Kennedy’s Disease, also known as X-linked spinal and bulbar muscular atrophy, is a rare neuromuscular disorder that primarily affects adult men and progresses slowly over the years.

A Brief History

A Brief History

The disease is named after the American neurologist William R. Kennedy, who in the 1960s described several patients from the same family with a very similar condition: progressive muscle weakness, difficulty swallowing and speaking, and certain noticeable hormonal features (such as breast enlargement in men).

From that point on, it became clear that this was not "a rare form of ALS" nor a simple muscular dystrophy, but something distinct, with its own genetic cause and slower progression.

How is it inherited?

It is an X-linked hereditary disease.

In simple terms:

  • The “responsible” gene is located on the X chromosome and is called the androgen receptor (AR).
  • Within this gene there is a repeating sequence (CAG). When these repetitions are much higher than normal, the receptor does not function properly and motor neurons gradually become damaged over time.
  • Since males have only one X chromosome (XY), if that X is affected, they will develop the disease.
  • Females have two X chromosomes (XX).

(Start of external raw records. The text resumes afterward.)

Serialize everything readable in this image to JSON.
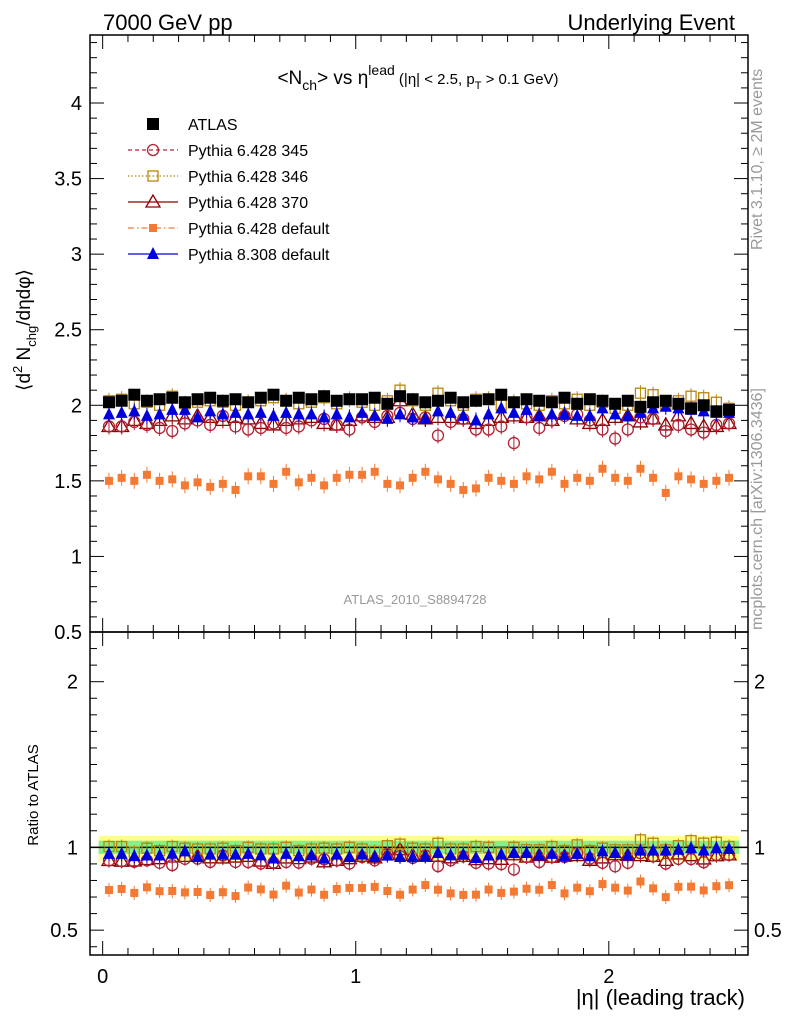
{
  "header": {
    "left": "7000 GeV pp",
    "right": "Underlying Event"
  },
  "side_labels": {
    "rivet": "Rivet 3.1.10, ≥ 2M events",
    "mcplots": "mcplots.cern.ch [arXiv:1306.3436]"
  },
  "chart_data": [
    {
      "type": "scatter",
      "title": "<N_ch> vs η^lead (|η| < 2.5, p_T > 0.1 GeV)",
      "ylabel": "⟨d² N_chg/dηdφ⟩",
      "xlabel": "|η| (leading track)",
      "analysis_label": "ATLAS_2010_S8894728",
      "xlim": [
        -0.05,
        2.55
      ],
      "ylim": [
        0.5,
        4.45
      ],
      "yticks": [
        0.5,
        1,
        1.5,
        2,
        2.5,
        3,
        3.5,
        4
      ],
      "ytick_labels": [
        "0.5",
        "1",
        "1.5",
        "2",
        "2.5",
        "3",
        "3.5",
        "4"
      ],
      "xticks": [
        0,
        1,
        2
      ],
      "xtick_labels": [
        "0",
        "1",
        "2"
      ],
      "legend_position": "top-left",
      "x": [
        0.025,
        0.075,
        0.125,
        0.175,
        0.225,
        0.275,
        0.325,
        0.375,
        0.425,
        0.475,
        0.525,
        0.575,
        0.625,
        0.675,
        0.725,
        0.775,
        0.825,
        0.875,
        0.925,
        0.975,
        1.025,
        1.075,
        1.125,
        1.175,
        1.225,
        1.275,
        1.325,
        1.375,
        1.425,
        1.475,
        1.525,
        1.575,
        1.625,
        1.675,
        1.725,
        1.775,
        1.825,
        1.875,
        1.925,
        1.975,
        2.025,
        2.075,
        2.125,
        2.175,
        2.225,
        2.275,
        2.325,
        2.375,
        2.425,
        2.475
      ],
      "series": [
        {
          "name": "ATLAS",
          "color": "#000000",
          "marker": "square-filled",
          "values": [
            2.02,
            2.03,
            2.07,
            2.03,
            2.04,
            2.05,
            2.02,
            2.04,
            2.05,
            2.03,
            2.04,
            2.02,
            2.05,
            2.07,
            2.03,
            2.05,
            2.04,
            2.06,
            2.03,
            2.04,
            2.04,
            2.05,
            2.01,
            2.06,
            2.04,
            2.02,
            2.03,
            2.05,
            2.02,
            2.03,
            2.04,
            2.07,
            2.02,
            2.04,
            2.03,
            2.02,
            2.05,
            2.01,
            2.04,
            2.03,
            2.01,
            2.03,
            1.99,
            2.02,
            2.03,
            2.01,
            1.98,
            2.0,
            1.96,
            1.97
          ]
        },
        {
          "name": "Pythia 6.428 345",
          "color": "#b22234",
          "marker": "circle-open",
          "line": "dashed",
          "values": [
            1.86,
            1.86,
            1.89,
            1.87,
            1.85,
            1.83,
            1.88,
            1.9,
            1.87,
            1.93,
            1.86,
            1.84,
            1.85,
            1.88,
            1.85,
            1.86,
            1.9,
            1.91,
            1.87,
            1.84,
            1.92,
            1.89,
            1.93,
            1.95,
            1.91,
            1.92,
            1.8,
            1.89,
            1.91,
            1.84,
            1.84,
            1.86,
            1.75,
            1.92,
            1.85,
            1.9,
            1.93,
            1.94,
            1.9,
            1.84,
            1.78,
            1.84,
            1.92,
            1.91,
            1.83,
            1.87,
            1.84,
            1.82,
            1.87,
            1.88
          ]
        },
        {
          "name": "Pythia 6.428 346",
          "color": "#b8860b",
          "marker": "square-open",
          "line": "dotted",
          "values": [
            2.03,
            2.04,
            2.01,
            2.02,
            2.0,
            2.06,
            2.01,
            2.02,
            2.03,
            2.02,
            2.0,
            2.02,
            2.03,
            2.05,
            2.03,
            2.01,
            2.02,
            2.05,
            2.01,
            2.04,
            2.02,
            2.0,
            2.03,
            2.1,
            2.03,
            2.0,
            2.08,
            2.03,
            2.0,
            2.04,
            2.04,
            2.0,
            2.02,
            2.01,
            2.0,
            2.03,
            2.01,
            2.04,
            2.0,
            2.02,
            1.98,
            2.0,
            2.08,
            2.07,
            2.0,
            2.03,
            2.06,
            2.05,
            2.02,
            1.98
          ]
        },
        {
          "name": "Pythia 6.428 370",
          "color": "#8b0000",
          "marker": "triangle-open",
          "line": "solid",
          "values": [
            1.86,
            1.86,
            1.9,
            1.88,
            1.9,
            1.93,
            1.91,
            1.93,
            1.92,
            1.9,
            1.92,
            1.91,
            1.88,
            1.87,
            1.9,
            1.91,
            1.92,
            1.88,
            1.87,
            1.9,
            1.93,
            1.92,
            1.92,
            2.03,
            1.94,
            1.91,
            1.92,
            1.92,
            1.91,
            1.88,
            1.9,
            1.92,
            1.93,
            1.92,
            1.93,
            1.9,
            1.94,
            1.91,
            1.88,
            1.9,
            1.92,
            1.93,
            1.89,
            1.91,
            1.87,
            1.93,
            1.88,
            1.86,
            1.86,
            1.88
          ]
        },
        {
          "name": "Pythia 6.428 default",
          "color": "#f47a33",
          "marker": "square-filled-small",
          "line": "dashdot",
          "values": [
            1.5,
            1.52,
            1.5,
            1.54,
            1.5,
            1.51,
            1.47,
            1.49,
            1.46,
            1.48,
            1.44,
            1.53,
            1.53,
            1.48,
            1.56,
            1.49,
            1.52,
            1.47,
            1.52,
            1.54,
            1.54,
            1.56,
            1.48,
            1.47,
            1.52,
            1.56,
            1.51,
            1.48,
            1.44,
            1.45,
            1.52,
            1.5,
            1.48,
            1.53,
            1.51,
            1.56,
            1.48,
            1.52,
            1.5,
            1.58,
            1.52,
            1.5,
            1.58,
            1.52,
            1.42,
            1.53,
            1.51,
            1.48,
            1.5,
            1.52
          ]
        },
        {
          "name": "Pythia 8.308 default",
          "color": "#0000dd",
          "marker": "triangle-filled",
          "line": "solid",
          "values": [
            1.94,
            1.95,
            1.96,
            1.93,
            1.94,
            1.97,
            1.97,
            1.92,
            1.96,
            1.94,
            1.95,
            1.94,
            1.95,
            1.93,
            1.95,
            1.94,
            1.94,
            1.92,
            1.94,
            1.92,
            1.95,
            1.93,
            1.91,
            1.94,
            1.92,
            1.91,
            1.96,
            1.95,
            1.93,
            1.9,
            1.94,
            1.98,
            1.95,
            1.97,
            1.93,
            1.94,
            1.94,
            1.93,
            1.93,
            1.98,
            1.94,
            1.93,
            1.95,
            1.98,
            1.99,
            1.98,
            1.97,
            1.96,
            1.95,
            1.95
          ]
        }
      ]
    },
    {
      "type": "scatter",
      "ylabel": "Ratio to ATLAS",
      "xlabel": "|η| (leading track)",
      "xlim": [
        -0.05,
        2.55
      ],
      "ylim": [
        0.35,
        2.3
      ],
      "yticks": [
        0.5,
        1,
        2
      ],
      "ytick_labels": [
        "0.5",
        "1",
        "2"
      ],
      "xticks": [
        0,
        1,
        2
      ],
      "xtick_labels": [
        "0",
        "1",
        "2"
      ],
      "bands": [
        {
          "name": "stat ⊕ syst",
          "color": "#ffff88",
          "lo": 0.92,
          "hi": 1.07
        },
        {
          "name": "stat",
          "color": "#88ee88",
          "lo": 0.96,
          "hi": 1.04
        }
      ]
    }
  ]
}
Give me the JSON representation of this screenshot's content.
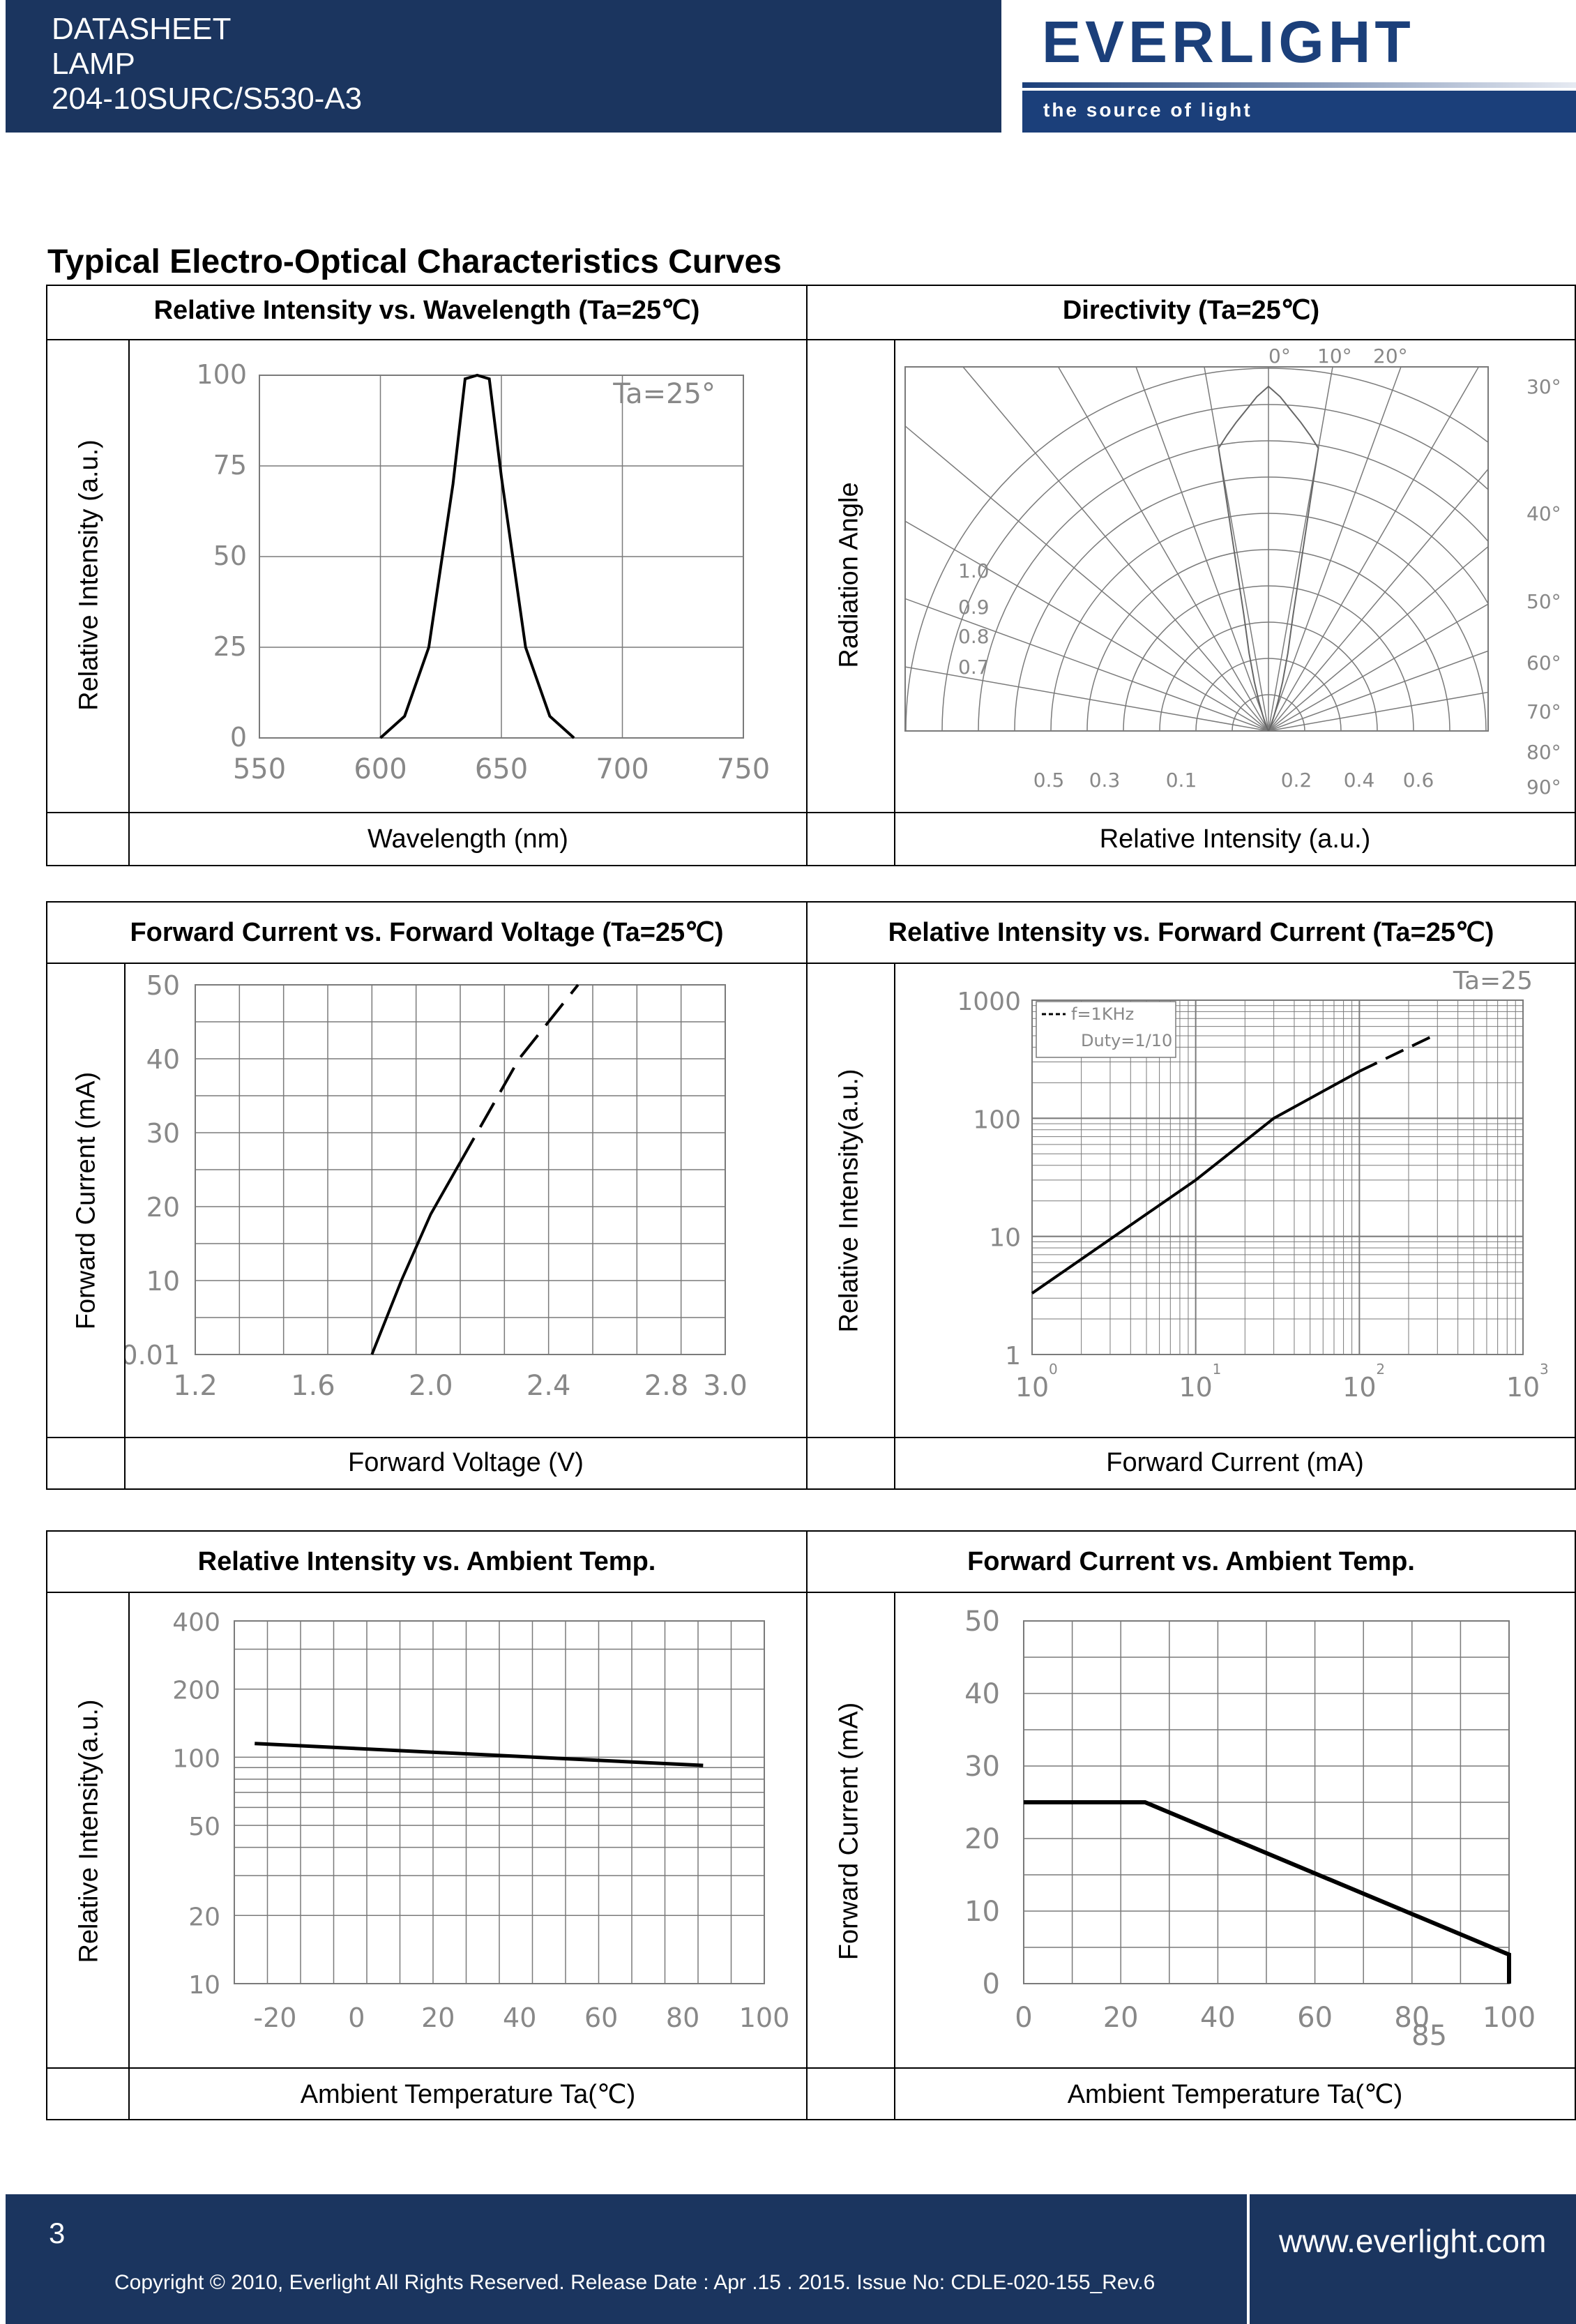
{
  "header": {
    "line1": "DATASHEET",
    "line2": "LAMP",
    "line3": "204-10SURC/S530-A3",
    "logo": "EVERLIGHT",
    "tagline": "the source of light"
  },
  "section_title": "Typical Electro-Optical Characteristics Curves",
  "panels": {
    "p1": {
      "title": "Relative Intensity vs. Wavelength (Ta=25℃)",
      "ylabel": "Relative Intensity (a.u.)",
      "xlabel": "Wavelength (nm)",
      "annot": "Ta=25°"
    },
    "p2": {
      "title": "Directivity (Ta=25℃)",
      "ylabel": "Radiation Angle",
      "xlabel": "Relative Intensity (a.u.)"
    },
    "p3": {
      "title": "Forward Current vs. Forward Voltage (Ta=25℃)",
      "ylabel": "Forward Current (mA)",
      "xlabel": "Forward Voltage (V)"
    },
    "p4": {
      "title": "Relative Intensity vs. Forward Current (Ta=25℃)",
      "ylabel": "Relative Intensity(a.u.)",
      "xlabel": "Forward Current (mA)",
      "legend1": "f=1KHz",
      "legend2": "Duty=1/10",
      "annot": "Ta=25"
    },
    "p5": {
      "title": "Relative Intensity vs. Ambient Temp.",
      "ylabel": "Relative Intensity(a.u.)",
      "xlabel": "Ambient Temperature Ta(℃)"
    },
    "p6": {
      "title": "Forward Current vs. Ambient Temp.",
      "ylabel": "Forward Current (mA)",
      "xlabel": "Ambient Temperature Ta(℃)"
    }
  },
  "chart_data": [
    {
      "type": "line",
      "id": "p1",
      "x": [
        600,
        610,
        620,
        630,
        635,
        640,
        645,
        650,
        660,
        670,
        680
      ],
      "y": [
        0,
        6,
        25,
        70,
        99,
        100,
        99,
        72,
        25,
        6,
        0
      ],
      "xticks": [
        "550",
        "600",
        "650",
        "700",
        "750"
      ],
      "yticks": [
        "0",
        "25",
        "50",
        "75",
        "100"
      ],
      "xlim": [
        550,
        750
      ],
      "ylim": [
        0,
        100
      ]
    },
    {
      "type": "polar",
      "id": "p2",
      "angle_ticks": [
        "0°",
        "10°",
        "20°",
        "30°",
        "40°",
        "50°",
        "60°",
        "70°",
        "80°",
        "90°"
      ],
      "radial_ticks_left": [
        "1.0",
        "0.9",
        "0.8",
        "0.7"
      ],
      "bottom_ticks_left": [
        "0.5",
        "0.3",
        "0.1"
      ],
      "bottom_ticks_right": [
        "0.2",
        "0.4",
        "0.6"
      ]
    },
    {
      "type": "line",
      "id": "p3",
      "x": [
        1.8,
        1.9,
        2.0,
        2.1,
        2.2,
        2.3,
        2.4,
        2.5
      ],
      "y": [
        0.01,
        10,
        19,
        26,
        33,
        40,
        45,
        50
      ],
      "xticks": [
        "1.2",
        "1.6",
        "2.0",
        "2.4",
        "2.8",
        "3.0"
      ],
      "yticks": [
        "0.01",
        "10",
        "20",
        "30",
        "40",
        "50"
      ],
      "xlim": [
        1.2,
        3.0
      ],
      "ylim": [
        0,
        50
      ]
    },
    {
      "type": "line",
      "id": "p4",
      "x": [
        1,
        10,
        30,
        100,
        300
      ],
      "y": [
        3.3,
        30,
        100,
        250,
        520
      ],
      "xticks": [
        "10",
        "10",
        "10",
        "10"
      ],
      "xexp": [
        "0",
        "1",
        "2",
        "3"
      ],
      "yticks": [
        "1",
        "10",
        "100",
        "1000"
      ],
      "xscale": "log",
      "yscale": "log"
    },
    {
      "type": "line",
      "id": "p5",
      "x": [
        -25,
        85
      ],
      "y": [
        115,
        92
      ],
      "xticks": [
        "-20",
        "0",
        "20",
        "40",
        "60",
        "80",
        "100"
      ],
      "yticks": [
        "10",
        "20",
        "50",
        "100",
        "200",
        "400"
      ],
      "yscale": "log"
    },
    {
      "type": "line",
      "id": "p6",
      "x": [
        0,
        25,
        100,
        100
      ],
      "y": [
        25,
        25,
        4,
        0
      ],
      "xticks": [
        "0",
        "20",
        "40",
        "60",
        "80",
        "100"
      ],
      "xextra": "85",
      "yticks": [
        "0",
        "10",
        "20",
        "30",
        "40",
        "50"
      ],
      "xlim": [
        0,
        100
      ],
      "ylim": [
        0,
        50
      ]
    }
  ],
  "footer": {
    "page": "3",
    "copyright": "Copyright © 2010, Everlight All Rights Reserved. Release Date : Apr .15 . 2015. Issue No: CDLE-020-155_Rev.6",
    "url": "www.everlight.com"
  },
  "colors": {
    "navy": "#1b355f",
    "logo_blue": "#1b3f7a",
    "grid": "#7a7a7a",
    "tick": "#888888"
  }
}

If one is affected and the other is not, they are usually carriers and typically do not show symptoms or, if they do, they are very mild and appear later in life.

In a family tree, this means that:

  • A carrier mother can pass on the altered X chromosome:
    • To her sons → they may develop the disease.
    • To her daughters → they may become carriers.
  • An affected man does NOT pass the disease to his sons (he passes on the Y chromosome), but all of his daughters will be carriers (they inherit his altered X chromosome).

At what age do symptoms usually appear?

At what age do symptoms usually appear?

Although the genetic defect is present from birth, Kennedy’s Disease usually becomes apparent between the ages of 30 and 50.

It is not uncommon that:

  • In youth, the person feels “normal.”
  • Over the years, small changes begin to appear that are often attributed at first to “I’m getting older” or “I’m out of shape”:
    • clumsiness when climbing stairs,
    • leg fatigue,
    • cramps,
    • or “minor” stumbles.

Over time, these details become more noticeable and eventually lead to diagnosis.

What symptoms may occur?

What symptoms may occur?

Kennedy’s Disease mainly affects motor neurons (which control muscles) and also the androgen hormonal system. Therefore, symptoms usually combine:

  1. Weakness and motor alterations
    • Leg weakness: difficulty climbing stairs, getting up from a chair, or walking long distances.
    • Frequent falls or a feeling of instability.
    • Weakness in arms and hands: difficulty lifting weight, opening jars, carrying bags, etc.
    • Cramps and fasciculations: small “twitches” or fine muscle tremors, especially in the legs and arms.
    • Over time, some individuals may need a cane, walker, or wheelchair for mobility.
  2. Bulbar involvement (face, speech, and swallowing)
    • Difficulty articulating certain words, a more nasal voice, or fatigue after prolonged speaking.
    • Problems swallowing certain foods, choking episodes, or coughing when drinking water.
    • Sometimes laughter or crying may be harder to control due to facial muscle involvement.
    • The disease progresses slowly, allowing time to adapt and access symptomatic treatments.
  3. Hormonal manifestations

    The affected gene influences the functioning of the androgen receptor, which may lead to:

    • Gynecomastia: breast enlargement in men, sometimes from an early age.
    • Reduced body hair compared to what is expected.
    • Fertility issues in some cases.
    • Mild changes in body fat distribution.

These hormonal features, combined with muscle weakness, help differentiate Kennedy’s Disease from other neuromuscular disorders.

Is it fatal? How does it progress?

Is it fatal? How does it progress?

Kennedy’s Disease usually progresses slowly and, unlike other motor neuron diseases such as ALS, it does not typically shorten life expectancy as significantly.

The most relevant issues are usually

  • The progressive loss of strength and mobility
  • Difficulties swallowing, with a risk of choking or respiratory infections if not properly managed.
  • The impact on independence and daily life.

That is why the following are so important

  • Physiotherapy and occupational therapy, to maintain mobility and adapt the home, movement, and daily activities.
  • Speech therapy, when there are difficulties with speaking or swallowing.
  • Endocrinology support, if gynecomastia or hormonal changes are significant.
  • Psychological and social support, both for the affected person and their family.

Is there treatment?

Is there treatment?

At present, there is no treatment that “cures” the disease or completely stops its progression, but there are many ways to:

  • Relieve symptoms
  • Prevent complications
  • Improve quality of life

These include

  • Adapted exercise programs (avoiding overexertion while keeping muscles active).
  • Assistive devices such as canes, walkers, orthoses, wheelchairs, etc.
  • Dietary adaptations and safe swallowing techniques.
  • Specific treatments for gynecomastia or pain.
  • Follow-up in neuromuscular or rare disease units.

Research continues to seek more specific therapies targeting the gene or the disease mechanism.